Coke has 14 days in which to file an appeal if he so wishes.
In court this morning, an eloquent but nervous Coke asked that the judge be lenient and take into consideration his good deeds which he said included homework and remedial programs for students, as well as a curfew which took school aged children off the streets at a certain time.
He said he took care of his people and made sure they were alright.
Coke also told the court that he was innocent of allegations directed at him from Jermaine "Cowboy" Cohen and Anthony Brown, noting he was seeing Brown for the first time in his life when he appeared in court two weeks ago to testify against him.

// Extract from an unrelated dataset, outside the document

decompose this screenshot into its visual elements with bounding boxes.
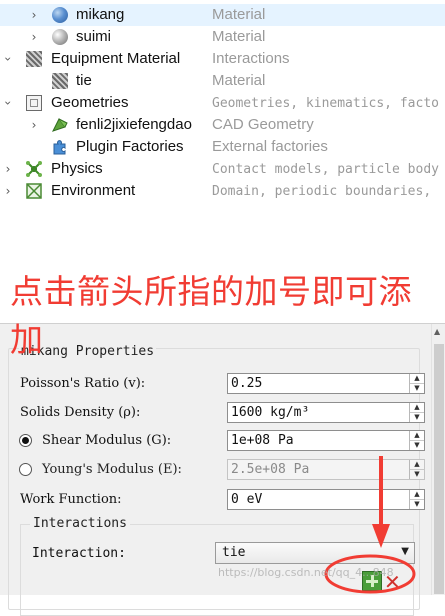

Defense attorney Stephen Rosen also told the court that there was not on iota of truth in anything the witnesses said. This included corporating witnesses one and two whose names cannot be released.
Coke family member lead by aunt Angella Jackson were very upset and had no comment but asked the press to respect the privacy of their family.
The extradition request led to a protracted dispute between the governments of Jamaica and the US.
The dispute lasted for almost a year and ended with then Prime Minister Bruce Golding acceding to the US request and sending both the Jamaica Defence Force and the Jamaica Constabulary Force into Tivoli Gardens to arrest Coke in May 2010.
The ensuing standoff between the armed forces and gunmen resulted in the deaths of at least 73 persons, one soldier and many unanswered questions.